In quanteda/quanteda: Quantitative Analysis of Textual Data

Test classic tokens v. hashed tokens

To test the performance of dfm construction using tokens versus classic tokenized methods.

require(quanteda, quietly = TRUE, warn.conflicts = FALSE)
data(SOTUCorpus, package = "quantedaData")
toks <- tokenize(SOTUCorpus)
toksh <- tokens(SOTUCorpus)

When already tokenized:

microbenchmark::microbenchmark(hashed = dfm(toksh, verbose = FALSE), 
                               classic = dfm(toks, verbose = FALSE), 
                               times = 20, unit = "relative")

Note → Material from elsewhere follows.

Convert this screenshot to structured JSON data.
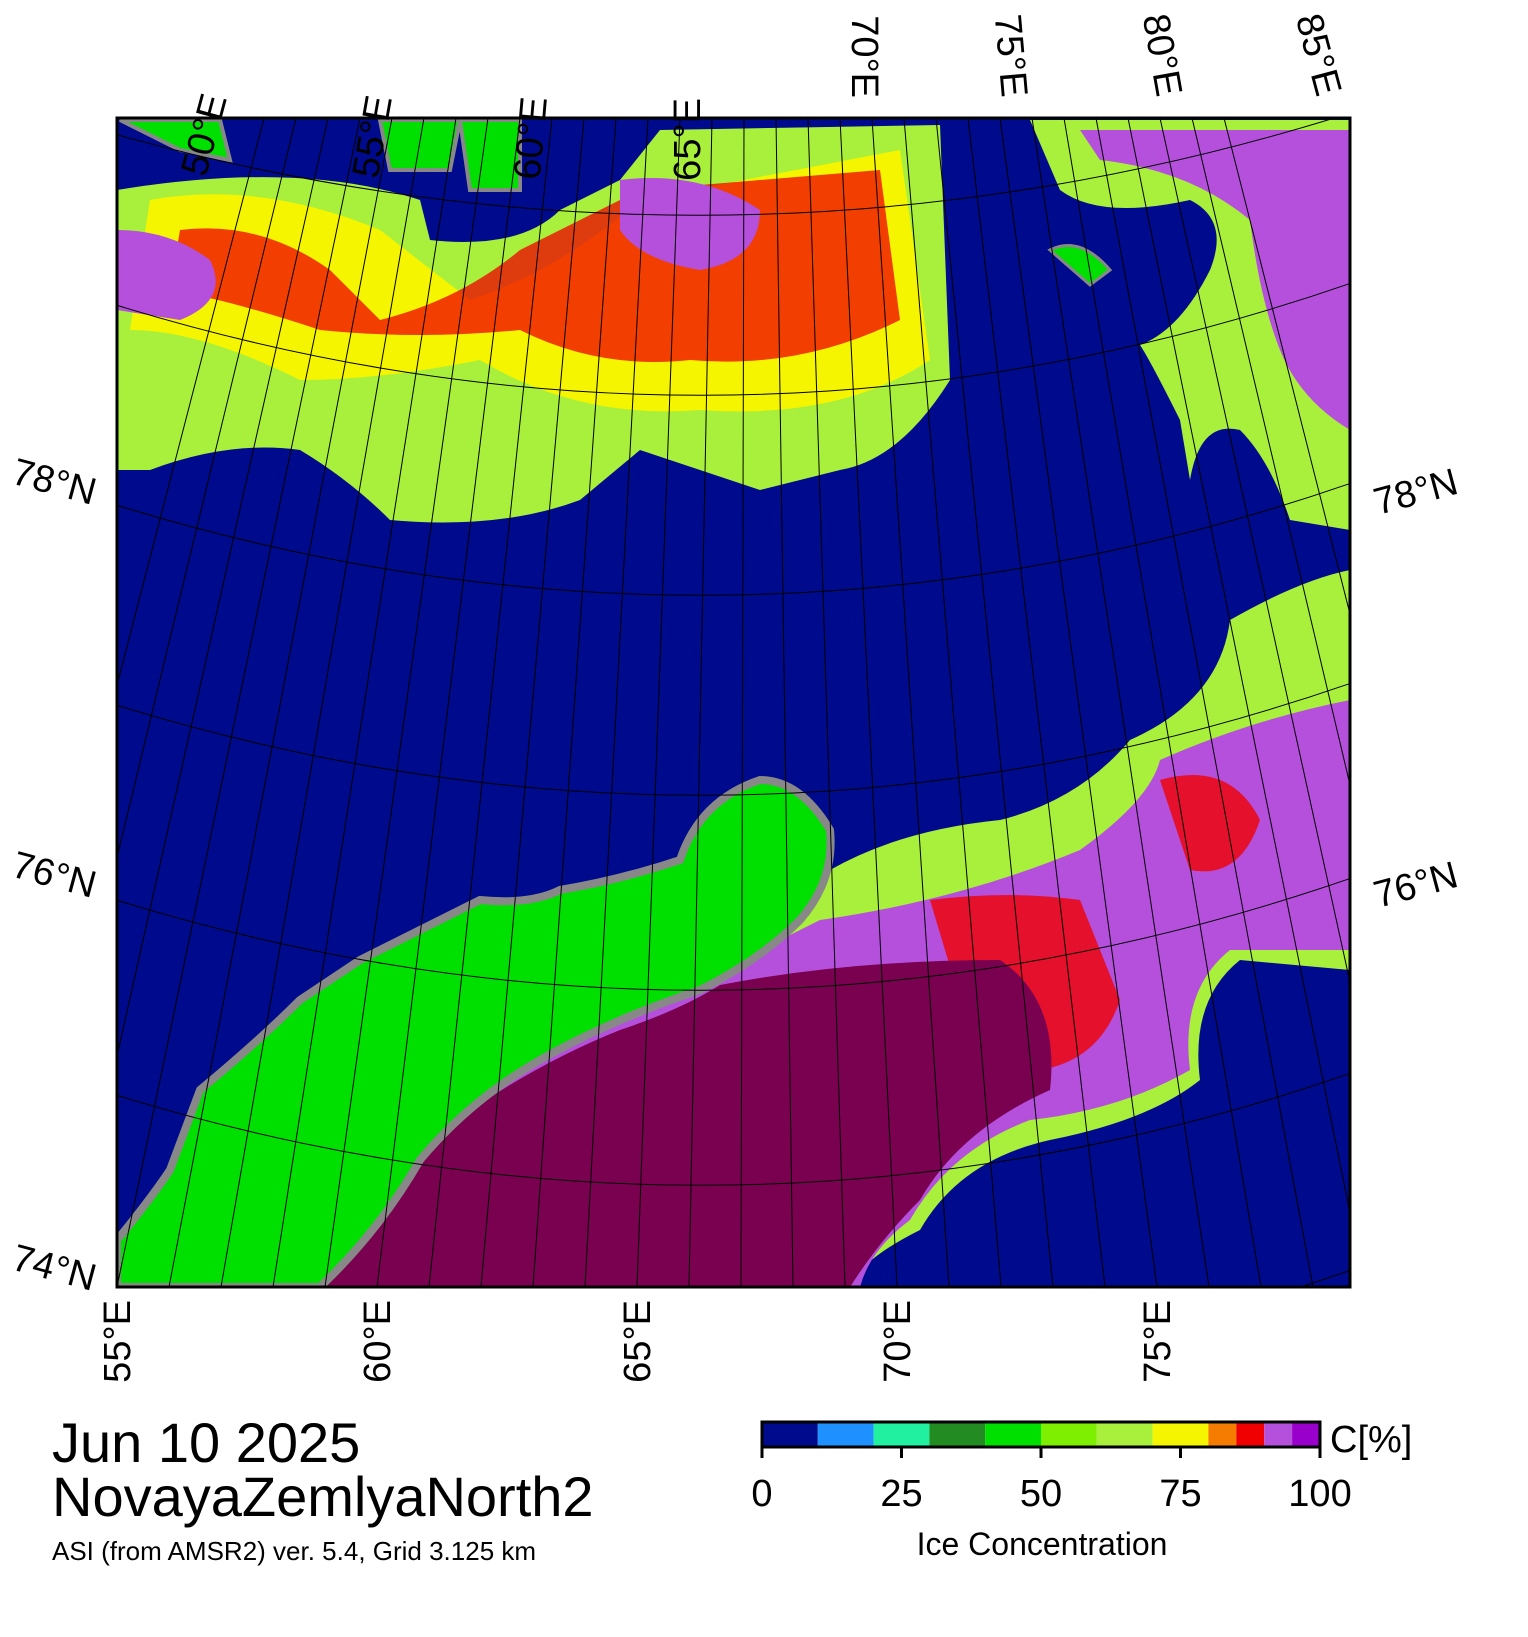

Combining tokenization (as with dfm() on a character or corpus):

microbenchmark::microbenchmark(hashed = dfm(tokens(SOTUCorpus), verbose = FALSE), 
                               classic = dfm(tokenize(SOTUCorpus), verbose = FALSE), 
                               times = 20, unit = "relative")

Test `i, j, x` sparseMatrix v. `i, p, x`

Not much difference - but the ipx() could be taking longer because of the transpose operation.

ijx <- function(x) {
    # index documents
    nTokens <- lengths(x)
    i <- rep(seq_along(nTokens), nTokens)
    # index features
    allFeatures <- unlist(x)
    uniqueFeatures <- unique(allFeatures)
    j <- match(allFeatures, uniqueFeatures)

    new("dfm", Matrix::sparseMatrix(i = i, j = j, x = 1L, 
                                  dimnames = list(docs = names(x), 
                                                  features = uniqueFeatures)))
}

ipx <- function(x) {  
    # index documents
    p <- cumsum(c(1, ntoken(x))) - 1
    # index features
    allFeatures <- unlist(x)
    uniqueFeatures <- unique(allFeatures)
    i <- match(allFeatures, uniqueFeatures)

    new("dfm", t(Matrix::sparseMatrix(i = i, p = p, x = 1L, 
                                            dimnames = list(features = uniqueFeatures, 
                                                            docs = names(x)))))
}

microbenchmark::microbenchmark(ijx(toks), ipx(toks), 
                               times = 50, unit = "relative")